And with all potted plants, Luetkemeyer suggests placing a dish underneath the pot to catch and maintain the water, then placing a coaster underneath the dish to protect the furniture or floor.
"A statement tree," says Burnham, "adds height to your room, and plays with the light at a window."
Her clients in Southern California often opt for the color and fragrance of small citrus trees in their homes or at the entrance to a patio or yard.
"They require light and require water," Burnham says, "but they have fabulous floral blooms in addition to the color of the fruit.
Flynn also suggests fig trees: "Fiddle leaf fig trees are, hands down, my favorite," he says. "They're super-architectural and almost kind of minimalist. Since these grow straight upwards, they're perfect for corners or flanking a fireplace or focal point without growing out and over it."
"I also use fiddle leaf fig trees in unexpected places," he says, "just to add a big burst of life into an otherwise utilitarian space, such as a bathroom or even offices. The key to using them successfully is ensuring they don't come into contact with direct light, and that they're not exposed to dry heat."
"This might be a great time to put some herbs in your kitchen," Luetkemeyer says.
Many grocery stores and nurseries sell herb plants, such as mint or basil, that are already blooming in small plastic pots. You can re-pot them into more attractive containers, then cluster several together on a countertop.
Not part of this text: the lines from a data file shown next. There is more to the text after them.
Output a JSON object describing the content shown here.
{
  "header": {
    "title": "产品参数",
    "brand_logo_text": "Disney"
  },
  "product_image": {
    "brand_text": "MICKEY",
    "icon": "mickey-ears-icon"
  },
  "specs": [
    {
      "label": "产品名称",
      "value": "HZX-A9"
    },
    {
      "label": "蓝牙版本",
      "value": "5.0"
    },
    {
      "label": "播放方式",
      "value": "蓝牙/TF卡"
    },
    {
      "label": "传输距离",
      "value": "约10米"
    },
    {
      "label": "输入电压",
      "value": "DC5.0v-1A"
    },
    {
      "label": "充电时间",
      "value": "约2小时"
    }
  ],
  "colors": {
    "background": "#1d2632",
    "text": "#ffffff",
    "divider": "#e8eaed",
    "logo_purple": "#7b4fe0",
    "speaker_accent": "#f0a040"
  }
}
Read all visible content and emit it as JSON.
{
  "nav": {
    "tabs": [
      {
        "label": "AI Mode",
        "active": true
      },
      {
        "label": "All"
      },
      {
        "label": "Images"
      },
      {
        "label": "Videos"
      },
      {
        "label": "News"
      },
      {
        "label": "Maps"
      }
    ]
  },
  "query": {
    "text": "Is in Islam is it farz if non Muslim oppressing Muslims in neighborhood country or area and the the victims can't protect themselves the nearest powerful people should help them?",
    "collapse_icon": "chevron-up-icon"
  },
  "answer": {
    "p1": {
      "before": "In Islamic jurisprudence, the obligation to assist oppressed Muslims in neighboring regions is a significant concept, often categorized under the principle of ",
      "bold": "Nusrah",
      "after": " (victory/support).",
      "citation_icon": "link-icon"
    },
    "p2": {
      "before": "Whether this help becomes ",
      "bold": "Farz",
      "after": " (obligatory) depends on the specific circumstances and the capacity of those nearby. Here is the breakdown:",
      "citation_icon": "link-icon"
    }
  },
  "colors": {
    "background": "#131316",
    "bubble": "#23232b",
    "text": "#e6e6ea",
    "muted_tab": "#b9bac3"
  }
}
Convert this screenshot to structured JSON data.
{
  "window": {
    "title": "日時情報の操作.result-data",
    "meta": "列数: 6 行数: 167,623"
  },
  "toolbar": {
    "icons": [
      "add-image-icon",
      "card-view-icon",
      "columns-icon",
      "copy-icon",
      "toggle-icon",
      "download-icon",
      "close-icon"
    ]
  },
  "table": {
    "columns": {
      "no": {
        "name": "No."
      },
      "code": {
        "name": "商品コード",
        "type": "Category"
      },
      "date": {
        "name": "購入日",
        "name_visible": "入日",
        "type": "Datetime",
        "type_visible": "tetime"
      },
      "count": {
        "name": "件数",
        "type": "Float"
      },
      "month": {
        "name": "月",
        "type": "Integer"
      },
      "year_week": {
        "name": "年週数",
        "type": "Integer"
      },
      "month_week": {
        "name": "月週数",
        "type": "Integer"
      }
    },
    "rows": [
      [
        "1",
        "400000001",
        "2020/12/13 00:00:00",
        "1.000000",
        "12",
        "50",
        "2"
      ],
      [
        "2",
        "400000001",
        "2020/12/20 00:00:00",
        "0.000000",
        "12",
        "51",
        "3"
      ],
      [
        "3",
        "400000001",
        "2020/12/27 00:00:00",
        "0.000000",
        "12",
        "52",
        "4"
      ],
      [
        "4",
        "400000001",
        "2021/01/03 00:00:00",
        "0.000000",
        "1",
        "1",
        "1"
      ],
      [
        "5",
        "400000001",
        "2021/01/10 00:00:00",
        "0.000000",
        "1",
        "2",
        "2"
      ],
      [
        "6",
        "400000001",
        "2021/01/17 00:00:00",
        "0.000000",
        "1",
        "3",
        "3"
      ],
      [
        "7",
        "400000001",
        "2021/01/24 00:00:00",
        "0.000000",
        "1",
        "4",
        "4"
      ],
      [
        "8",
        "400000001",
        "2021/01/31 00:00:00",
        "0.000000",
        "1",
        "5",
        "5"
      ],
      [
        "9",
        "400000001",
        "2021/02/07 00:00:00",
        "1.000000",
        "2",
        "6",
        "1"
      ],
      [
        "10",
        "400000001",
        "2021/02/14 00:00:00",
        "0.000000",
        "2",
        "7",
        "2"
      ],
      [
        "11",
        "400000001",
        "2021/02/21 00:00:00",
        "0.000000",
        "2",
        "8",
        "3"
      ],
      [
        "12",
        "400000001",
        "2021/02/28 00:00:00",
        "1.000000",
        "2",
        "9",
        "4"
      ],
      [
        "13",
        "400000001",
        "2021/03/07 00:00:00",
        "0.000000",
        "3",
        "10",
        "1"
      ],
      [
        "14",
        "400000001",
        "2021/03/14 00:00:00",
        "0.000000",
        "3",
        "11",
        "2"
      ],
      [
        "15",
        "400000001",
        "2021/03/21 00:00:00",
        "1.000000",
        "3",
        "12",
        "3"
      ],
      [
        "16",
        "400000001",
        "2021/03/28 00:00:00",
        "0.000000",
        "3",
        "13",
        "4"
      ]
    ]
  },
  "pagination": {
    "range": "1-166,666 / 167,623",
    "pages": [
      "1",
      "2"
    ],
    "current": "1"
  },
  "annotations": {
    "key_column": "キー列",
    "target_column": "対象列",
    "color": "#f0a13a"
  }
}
"What you plant something in makes just as much of a statement as the tree or plant itself," says Burnham.
Take time shopping for exactly what you want. "Add a little extra effort," she says, "and you get a really chic little addition to your room."
One simple approach is to "put the plant into a fabulous low basket and cover it with reindeer moss," Burnham says. "You don't see the soil, and don't see the plastic container inside."
Luetkemeyer agrees that it's worth taking time to choose the right pots: "You can take the same plant and pot it four different ways and it creates four different vibes," she says. A pot is "sort of like the frame on the piece of art. It sets the tone."
If you don't wish to commit to even a low-maintenance plant, Flynn suggests you "work in fruits in decorative ways."
"Oranges, clementines, apples and limes ... look excellent grouped in vessels," he says. "The key to getting it right is to separate them, and not have different types of fruit within the same grouping. My favorite way to use fruit decoratively is by placing them in apothecary jars in different heights and sizes."
Whatever kind you choose, Flynn is sure you'll be happier if you add some kind of greenery to your home.
"Whether you've got all the time in the world to care for something or just want to be able to squirt a water bottle on your way out the door," he says, "there's definitely something out there for you."